発端となったのは、Xユーザー(@fuaa_ambient)が「チャッピーに日本酒版老害おじさん図鑑を作ってもらった」と投稿した画像でした。投稿者自身も「結果、愛のあるマニア達の図鑑になっちゃった」と語っており、日本酒界隈特有の「あるある」が絶妙に描かれていたことで、多くの共感を呼びました。

投稿では、「地元蔵至上主義おじさん」「普通酒おじさん」「変態ペアリングおじさん」「冷蔵庫爆発おじさん」「若い人に奢るおじさん」「イベント大好きおじさん」といった、日本酒界に実在しそうな人物像がユーモラスに分類されており、日本酒ファンから「分かりすぎる」「自分も一歩間違えるとこれ」「愛があるから笑える」といった反応が相次ぎました。

興味深いのは、この盛り上がりが単なる悪口大会になっていないことです。むしろ多くの反応には、「日本酒界隈って独特だよね」「でも、こういう人たちが文化を支えてきた面もある」という、どこか自虐的で温かな空気があります。

実際、日本酒という世界は、長年「知識文化」として発展してきました。酒米、酵母、生酛、山廃、精米歩合、BY、火入れ、熟成――語ろうと思えばどこまでも深く語れるのが日本酒です。そして、その奥深さに魅了された人ほど、自分なりの「正義」を持ちやすい世界でもあります。

「本物の燗酒とは」「昔の純米酒こそ至高」「吟醸香は邪道」「日本酒は甘くなりすぎた」こうした価値観は、長年日本酒を飲み続けてきた人々の経験に裏打ちされたものでもあります。

しかし一方で、現在の日本酒業界は大きな転換点を迎えています。若い世代や海外ファンが増える中で、日本酒は「詳しい人だけの世界」から、「自由に楽しむ酒」へ変わろうとしているのです。実際、近年人気を集めているのは、「フルーティーな低アル酒」「日本酒カクテル」「スパークリング日本酒」「ワイングラス提案」「ペアリング体験」「飲み比べイベント」など、間口を広げる文化です。そこでは、「正しい飲み方」より、「自分が楽しいと思えるか」が重視されます。

だからこそ今回の「日本酒版老害おじさん図鑑」がここまで拡散した背景には、日本酒界自体が、「閉じたマニア文化」をどこかで自覚し始めていることがあるようにも見えます。つまりこのブームは、単なるネットネタではありません。それは日本酒文化が、「知識の高さ」だけでなく、「どう開かれるか」を考え始めた象徴でもあるのです。

もちろん、ベテラン愛飲家の知識や経験は、日本酒文化にとって極めて重要です。

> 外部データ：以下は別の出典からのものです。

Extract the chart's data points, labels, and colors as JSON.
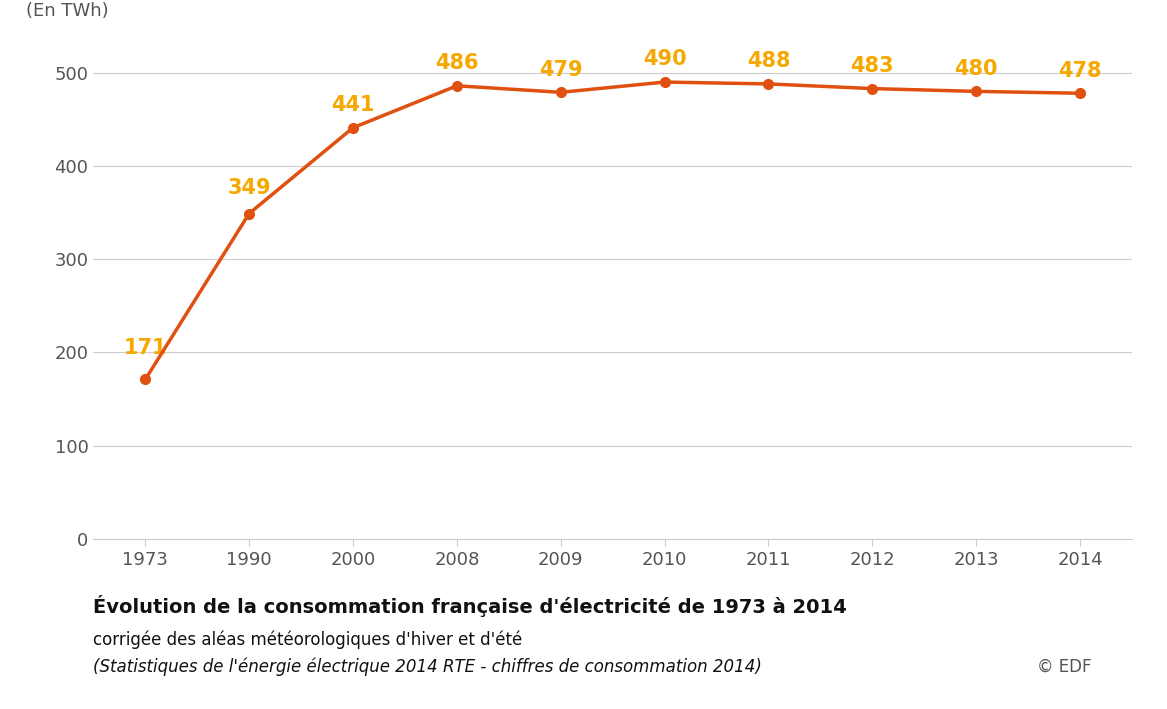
{
  "x_labels": [
    "1973",
    "1990",
    "2000",
    "2008",
    "2009",
    "2010",
    "2011",
    "2012",
    "2013",
    "2014"
  ],
  "y_values": [
    171,
    349,
    441,
    486,
    479,
    490,
    488,
    483,
    480,
    478
  ],
  "line_color": "#E05010",
  "marker_color": "#E05010",
  "label_color": "#F5A800",
  "yticks": [
    0,
    100,
    200,
    300,
    400,
    500
  ],
  "ylim": [
    0,
    540
  ],
  "ylabel": "(En TWh)",
  "background_color": "#FFFFFF",
  "grid_color": "#CCCCCC",
  "tick_color": "#555555",
  "title_bold": "Évolution de la consommation française d'électricité de 1973 à 2014",
  "subtitle1": "corrigée des aléas météorologiques d'hiver et d'été",
  "subtitle2": "(Statistiques de l'énergie électrique 2014 RTE - chiffres de consommation 2014)",
  "copyright": "© EDF",
  "label_fontsize": 15,
  "axis_fontsize": 13,
  "title_fontsize": 14,
  "subtitle_fontsize": 12,
  "label_offsets_x": [
    0,
    0,
    0,
    0,
    0,
    0,
    0,
    0,
    0,
    0
  ],
  "label_offsets_y": [
    18,
    14,
    12,
    12,
    12,
    12,
    12,
    12,
    12,
    12
  ]
}
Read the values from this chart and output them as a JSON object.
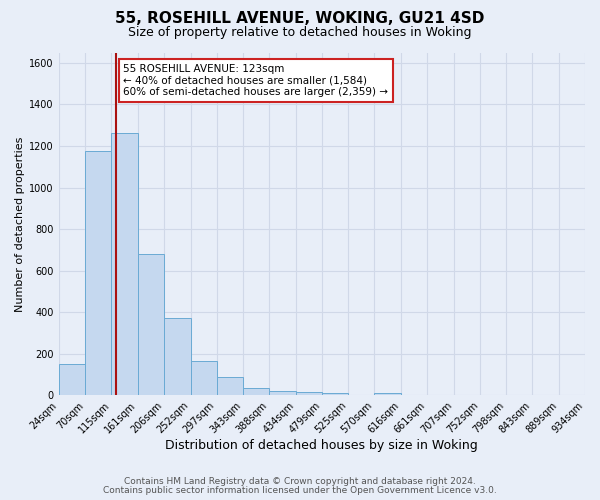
{
  "title": "55, ROSEHILL AVENUE, WOKING, GU21 4SD",
  "subtitle": "Size of property relative to detached houses in Woking",
  "xlabel": "Distribution of detached houses by size in Woking",
  "ylabel": "Number of detached properties",
  "bar_edges": [
    24,
    70,
    115,
    161,
    206,
    252,
    297,
    343,
    388,
    434,
    479,
    525,
    570,
    616,
    661,
    707,
    752,
    798,
    843,
    889,
    934
  ],
  "bar_heights": [
    150,
    1175,
    1265,
    680,
    375,
    165,
    90,
    35,
    22,
    15,
    10,
    0,
    12,
    0,
    0,
    0,
    0,
    0,
    0,
    0
  ],
  "bar_color": "#c5d8ef",
  "bar_edge_color": "#6aaad4",
  "reference_line_x": 123,
  "reference_line_color": "#aa1111",
  "annotation_line1": "55 ROSEHILL AVENUE: 123sqm",
  "annotation_line2": "← 40% of detached houses are smaller (1,584)",
  "annotation_line3": "60% of semi-detached houses are larger (2,359) →",
  "annotation_box_facecolor": "#ffffff",
  "annotation_box_edgecolor": "#cc2222",
  "ylim": [
    0,
    1650
  ],
  "yticks": [
    0,
    200,
    400,
    600,
    800,
    1000,
    1200,
    1400,
    1600
  ],
  "tick_labels": [
    "24sqm",
    "70sqm",
    "115sqm",
    "161sqm",
    "206sqm",
    "252sqm",
    "297sqm",
    "343sqm",
    "388sqm",
    "434sqm",
    "479sqm",
    "525sqm",
    "570sqm",
    "616sqm",
    "661sqm",
    "707sqm",
    "752sqm",
    "798sqm",
    "843sqm",
    "889sqm",
    "934sqm"
  ],
  "footer_line1": "Contains HM Land Registry data © Crown copyright and database right 2024.",
  "footer_line2": "Contains public sector information licensed under the Open Government Licence v3.0.",
  "background_color": "#e8eef8",
  "grid_color": "#d0d8e8",
  "title_fontsize": 11,
  "subtitle_fontsize": 9,
  "xlabel_fontsize": 9,
  "ylabel_fontsize": 8,
  "tick_fontsize": 7,
  "annot_fontsize": 7.5,
  "footer_fontsize": 6.5
}
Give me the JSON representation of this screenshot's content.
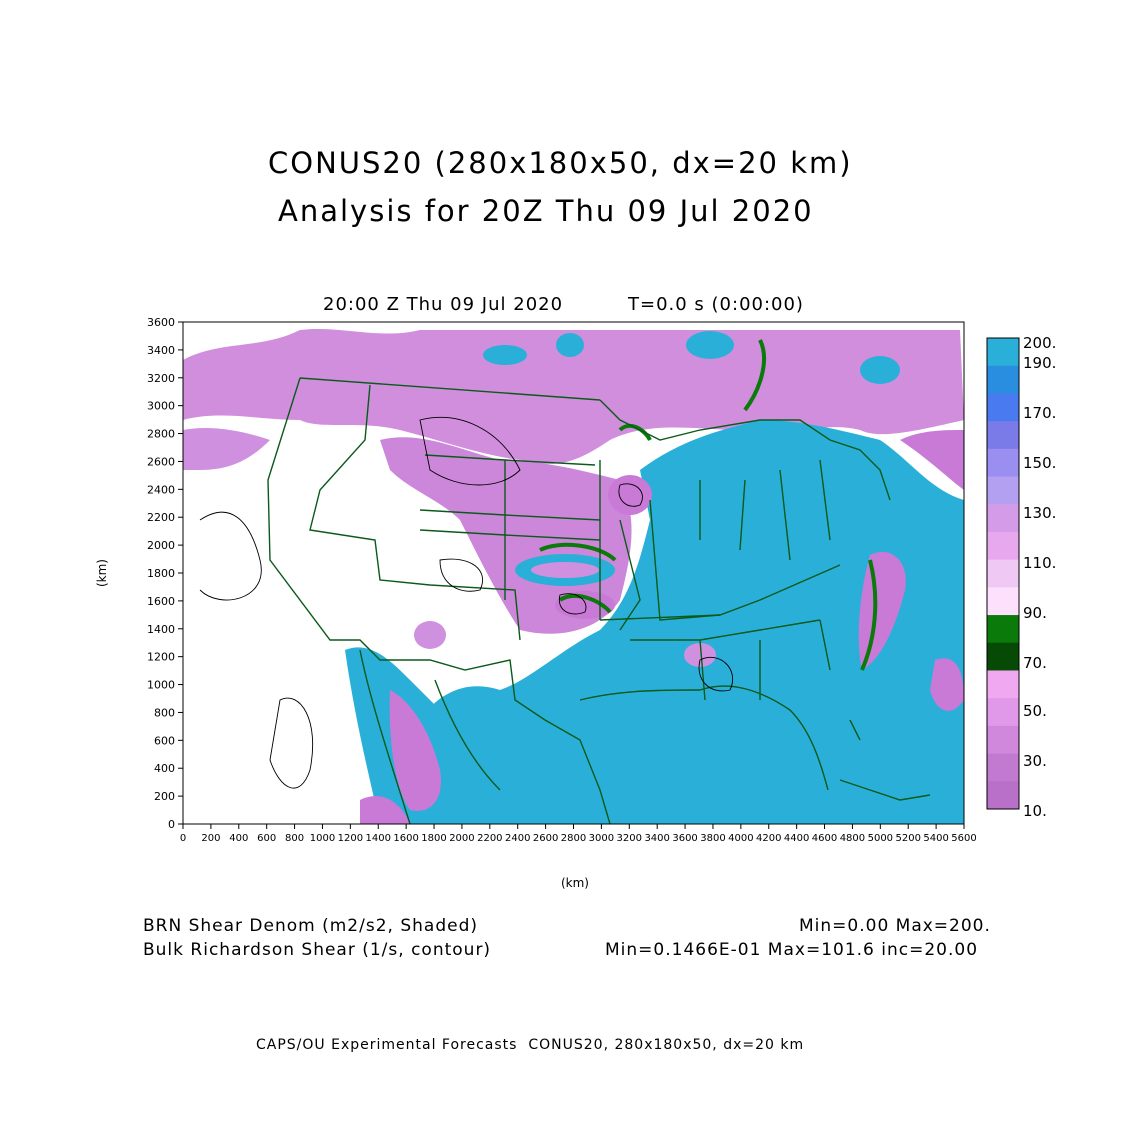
{
  "header": {
    "title_line1": "CONUS20 (280x180x50, dx=20 km)",
    "title_line2": "Analysis for 20Z Thu 09 Jul 2020",
    "valid_time": "20:00 Z Thu 09 Jul 2020",
    "model_time": "T=0.0 s (0:00:00)"
  },
  "axes": {
    "xlabel": "(km)",
    "ylabel": "(km)",
    "xticks": [
      "0",
      "200",
      "400",
      "600",
      "800",
      "1000",
      "1200",
      "1400",
      "1600",
      "1800",
      "2000",
      "2200",
      "2400",
      "2600",
      "2800",
      "3000",
      "3200",
      "3400",
      "3600",
      "3800",
      "4000",
      "4200",
      "4400",
      "4600",
      "4800",
      "5000",
      "5200",
      "5400",
      "5600"
    ],
    "yticks": [
      "0",
      "200",
      "400",
      "600",
      "800",
      "1000",
      "1200",
      "1400",
      "1600",
      "1800",
      "2000",
      "2200",
      "2400",
      "2600",
      "2800",
      "3000",
      "3200",
      "3400",
      "3600"
    ],
    "xlim": [
      0,
      5600
    ],
    "ylim": [
      0,
      3600
    ]
  },
  "colorbar": {
    "labels": [
      "200.",
      "190.",
      "170.",
      "150.",
      "130.",
      "110.",
      "90.",
      "70.",
      "50.",
      "30.",
      "10."
    ],
    "colors": [
      "#2ab0d8",
      "#2a8ee0",
      "#4a7af0",
      "#7a7ae8",
      "#9a8ef0",
      "#b4a0f0",
      "#d49ce8",
      "#e8a8ee",
      "#f0c8f4",
      "#fce0fc",
      "#0a7a0a",
      "#064a06",
      "#f0a8f0",
      "#e098e8",
      "#d088dc",
      "#c07ad0",
      "#b870c8"
    ]
  },
  "fields": {
    "shaded_label": "BRN Shear Denom (m2/s2, Shaded)",
    "shaded_range": "Min=0.00 Max=200.",
    "contour_label": "Bulk Richardson Shear (1/s, contour)",
    "contour_range": "Min=0.1466E-01 Max=101.6 inc=20.00"
  },
  "footer": {
    "text": "CAPS/OU Experimental Forecasts  CONUS20, 280x180x50, dx=20 km"
  },
  "colors": {
    "border": "#0a5a1a",
    "high": "#2ab0d8",
    "mid": "#d090e0",
    "low": "#c87ad6"
  }
}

熟成酒文化も燗酒文化も、そうした人々が守ってきた側面があります。問題なのは、「語ること」ではありません。「知らない人を排除してしまうこと」です。

今回の投稿が支持された理由は、多くの人がそこに「自分も気を付けよう」という軽い自己反省を見たからでしょう。実際、X上では「昔は自分もそうだった」「初心者に説明しすぎていたかも」といった声も見られています。

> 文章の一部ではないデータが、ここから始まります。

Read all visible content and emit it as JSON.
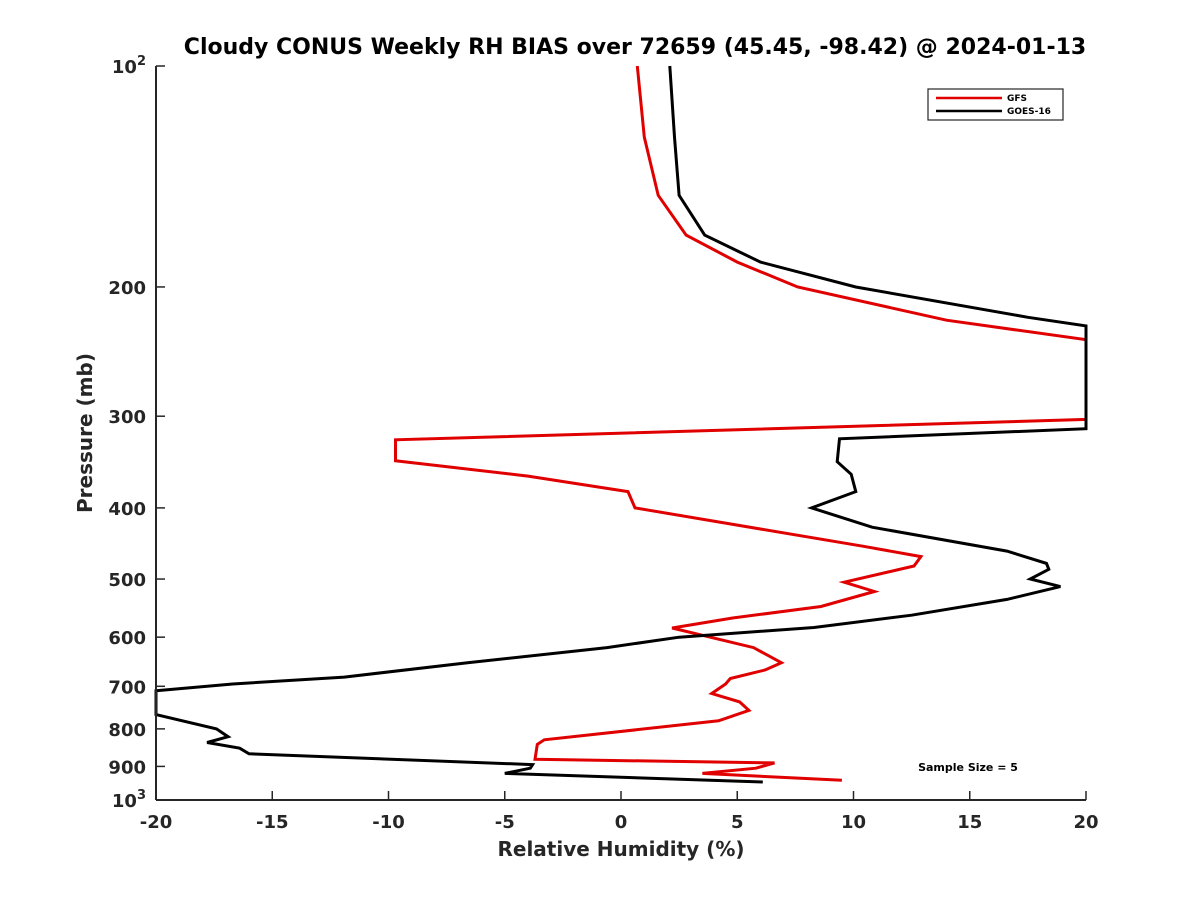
{
  "chart_data": {
    "type": "line",
    "title": "Cloudy CONUS Weekly RH BIAS over 72659 (45.45, -98.42) @ 2024-01-13",
    "xlabel": "Relative Humidity (%)",
    "ylabel": "Pressure (mb)",
    "xlim": [
      -20,
      20
    ],
    "ylim": [
      100,
      1000
    ],
    "yscale": "log",
    "y_reversed": true,
    "xticks": [
      -20,
      -15,
      -10,
      -5,
      0,
      5,
      10,
      15,
      20
    ],
    "xtick_labels": [
      "-20",
      "-15",
      "-10",
      "-5",
      "0",
      "5",
      "10",
      "15",
      "20"
    ],
    "yticks": [
      100,
      200,
      300,
      400,
      500,
      600,
      700,
      800,
      900,
      1000
    ],
    "ytick_labels": [
      "10^2",
      "200",
      "300",
      "400",
      "500",
      "600",
      "700",
      "800",
      "900",
      "10^3"
    ],
    "grid": false,
    "legend_position": "top-right",
    "annotation": "Sample Size = 5",
    "series": [
      {
        "name": "GFS",
        "color": "#e00000",
        "points": [
          [
            0.7,
            100
          ],
          [
            1.0,
            125
          ],
          [
            1.6,
            150
          ],
          [
            2.8,
            170
          ],
          [
            5.0,
            185
          ],
          [
            7.6,
            200
          ],
          [
            14.0,
            222
          ],
          [
            20.0,
            236
          ],
          [
            20.0,
            303
          ],
          [
            -9.7,
            323
          ],
          [
            -9.7,
            345
          ],
          [
            -4.0,
            362
          ],
          [
            0.3,
            380
          ],
          [
            0.6,
            400
          ],
          [
            10.4,
            451
          ],
          [
            12.9,
            466
          ],
          [
            12.6,
            480
          ],
          [
            9.6,
            505
          ],
          [
            10.9,
            520
          ],
          [
            8.6,
            545
          ],
          [
            4.8,
            565
          ],
          [
            2.2,
            583
          ],
          [
            5.7,
            620
          ],
          [
            6.9,
            650
          ],
          [
            6.2,
            665
          ],
          [
            4.7,
            683
          ],
          [
            4.5,
            695
          ],
          [
            3.9,
            716
          ],
          [
            5.1,
            735
          ],
          [
            5.5,
            755
          ],
          [
            4.2,
            780
          ],
          [
            -3.3,
            828
          ],
          [
            -3.6,
            840
          ],
          [
            -3.7,
            880
          ],
          [
            6.6,
            890
          ],
          [
            5.8,
            905
          ],
          [
            3.5,
            920
          ],
          [
            9.5,
            940
          ]
        ]
      },
      {
        "name": "GOES-16",
        "color": "#000000",
        "points": [
          [
            2.1,
            100
          ],
          [
            2.3,
            125
          ],
          [
            2.5,
            150
          ],
          [
            3.6,
            170
          ],
          [
            6.0,
            185
          ],
          [
            10.1,
            200
          ],
          [
            17.5,
            220
          ],
          [
            20.0,
            226
          ],
          [
            20.0,
            312
          ],
          [
            9.4,
            322
          ],
          [
            9.3,
            346
          ],
          [
            9.9,
            360
          ],
          [
            10.1,
            380
          ],
          [
            8.2,
            400
          ],
          [
            10.8,
            425
          ],
          [
            16.6,
            458
          ],
          [
            18.3,
            476
          ],
          [
            18.4,
            485
          ],
          [
            17.6,
            500
          ],
          [
            18.9,
            512
          ],
          [
            16.6,
            533
          ],
          [
            12.5,
            560
          ],
          [
            8.3,
            582
          ],
          [
            2.5,
            600
          ],
          [
            -0.6,
            620
          ],
          [
            -6.6,
            650
          ],
          [
            -11.9,
            680
          ],
          [
            -16.7,
            695
          ],
          [
            -20.0,
            710
          ],
          [
            -20.0,
            765
          ],
          [
            -17.4,
            800
          ],
          [
            -16.9,
            820
          ],
          [
            -17.8,
            835
          ],
          [
            -16.4,
            850
          ],
          [
            -16.0,
            865
          ],
          [
            -3.8,
            895
          ],
          [
            -3.9,
            905
          ],
          [
            -5.0,
            920
          ],
          [
            6.1,
            945
          ]
        ]
      }
    ]
  }
}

日本酒は今、海外進出や若年層開拓を進める中で、「誰でも入れる文化」になることが求められています。その時代に必要なのは、「知識量で勝つ人」ではなく、「一緒に楽しめる人」なのかもしれません。

今回の「日本酒版老害おじさん図鑑」が面白いのは、単に誰かを笑うからではありません。日本酒好きたちが、自分たち自身を笑えるようになった――そこに、いまの日本酒文化の変化が見えているのです。